# 🧠 Large Language Model (LLM) Inference & Fine-Tuning

This notebook provides **code templates and checklists** for **running and fine-tuning large language models (LLMs) like GPT and BERT**.

### 🔹 What’s Covered:
- Running LLM inference with Hugging Face Transformers
- Fine-tuning a transformer model on custom data
- Using LoRA (Low-Rank Adaptation) for efficient fine-tuning
- Deploying fine-tuned models


In [None]:

# Ensure required libraries are installed (Uncomment if necessary)
# !pip install transformers datasets torch accelerate peft



## 🚀 Running LLM Inference with Hugging Face

✅ Load a **pretrained LLM** for text generation or classification.  
✅ Use **pipeline** API for quick inference.  


In [None]:

from transformers import pipeline

# Load a GPT-2 text generation model
generator = pipeline("text-generation", model="gpt2")

# Generate text
prompt = "Once upon a time,"
output = generator(prompt, max_length=50)
print(output[0]["generated_text"])



## 🏋️ Fine-Tuning a Transformer Model

✅ Use **Hugging Face Trainer** for efficient fine-tuning.  
✅ Prepare a **custom dataset** for fine-tuning.  


In [None]:

from datasets import load_dataset
from transformers import AutoModelForSequenceClassification, TrainingArguments, Trainer

# Load a dataset (example: IMDB sentiment analysis dataset)
dataset = load_dataset("imdb")

# Load a pretrained model for text classification
model = AutoModelForSequenceClassification.from_pretrained("distilbert-base-uncased", num_labels=2)

# Define training arguments
training_args = TrainingArguments(
    output_dir="./results",
    evaluation_strategy="epoch",
    save_strategy="epoch",
    per_device_train_batch_size=8,
    per_device_eval_batch_size=8,
    num_train_epochs=3
)

# Create trainer
trainer = Trainer(
    model=model,
    args=training_args,
    train_dataset=dataset["train"].shuffle().select(range(1000)),  # Using a subset for speed
    eval_dataset=dataset["test"].shuffle().select(range(500))
)

# Fine-tune the model
trainer.train()



## 🔬 Using LoRA (Low-Rank Adaptation) for Efficient Fine-Tuning

✅ Reduce **memory usage & training cost**.  
✅ Fine-tune only a subset of model weights.  


In [None]:

from peft import LoraConfig, get_peft_model

# Define LoRA config
lora_config = LoraConfig(r=8, lora_alpha=32, target_modules=["query", "value"], lora_dropout=0.05)

# Apply LoRA to the model
peft_model = get_peft_model(model, lora_config)

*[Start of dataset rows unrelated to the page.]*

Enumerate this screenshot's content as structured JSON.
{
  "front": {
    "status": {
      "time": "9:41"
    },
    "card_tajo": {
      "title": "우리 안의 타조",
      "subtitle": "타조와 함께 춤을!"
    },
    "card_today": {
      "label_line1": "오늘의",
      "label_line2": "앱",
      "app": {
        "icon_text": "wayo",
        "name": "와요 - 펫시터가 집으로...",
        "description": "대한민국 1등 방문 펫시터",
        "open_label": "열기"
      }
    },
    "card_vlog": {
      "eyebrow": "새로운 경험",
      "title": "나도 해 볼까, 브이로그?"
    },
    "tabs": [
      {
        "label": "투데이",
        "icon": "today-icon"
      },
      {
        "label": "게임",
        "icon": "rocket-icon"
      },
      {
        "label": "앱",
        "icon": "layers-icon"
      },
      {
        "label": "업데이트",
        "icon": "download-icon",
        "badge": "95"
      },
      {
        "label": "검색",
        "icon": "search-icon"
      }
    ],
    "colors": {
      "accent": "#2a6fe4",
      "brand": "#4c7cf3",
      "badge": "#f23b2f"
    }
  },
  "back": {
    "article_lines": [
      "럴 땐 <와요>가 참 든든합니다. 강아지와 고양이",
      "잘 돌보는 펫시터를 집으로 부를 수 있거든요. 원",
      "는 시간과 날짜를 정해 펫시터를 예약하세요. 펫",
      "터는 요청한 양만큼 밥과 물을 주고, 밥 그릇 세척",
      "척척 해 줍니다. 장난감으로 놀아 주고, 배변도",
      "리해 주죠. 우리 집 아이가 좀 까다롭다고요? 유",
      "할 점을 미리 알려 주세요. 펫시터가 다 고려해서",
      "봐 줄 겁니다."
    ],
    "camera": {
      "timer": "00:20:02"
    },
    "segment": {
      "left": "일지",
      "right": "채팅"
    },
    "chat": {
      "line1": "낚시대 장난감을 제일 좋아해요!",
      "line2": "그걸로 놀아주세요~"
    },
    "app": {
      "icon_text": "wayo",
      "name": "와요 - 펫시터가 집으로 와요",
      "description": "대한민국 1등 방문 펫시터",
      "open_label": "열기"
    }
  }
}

# Train as usual using Trainer
trainer = Trainer(
    model=peft_model,
    args=training_args,
    train_dataset=dataset["train"].shuffle().select(range(1000)),
    eval_dataset=dataset["test"].shuffle().select(range(500))
)

trainer.train()



## 🌍 Deploying Fine-Tuned Models

✅ Save the fine-tuned model for later use.  
✅ Upload to **Hugging Face Model Hub** or deploy via **FastAPI**.  


In [None]:

from transformers import AutoTokenizer

# Save fine-tuned model
model.save_pretrained("fine_tuned_model")
tokenizer = AutoTokenizer.from_pretrained("distilbert-base-uncased")
tokenizer.save_pretrained("fine_tuned_model")

# Upload to Hugging Face Hub (Requires authentication)
# !huggingface-cli login
# model.push_to_hub("your-username/fine-tuned-model")



## ✅ Best Practices & Common Pitfalls

- **Fine-tune efficiently**: Use **LoRA or quantization** to reduce memory usage.  
- **Use a small dataset first**: Avoid expensive full-scale fine-tuning on first runs.  
- **Monitor loss carefully**: Overfitting happens quickly on small datasets.  
- **Use mixed precision training**: Speeds up training without sacrificing accuracy.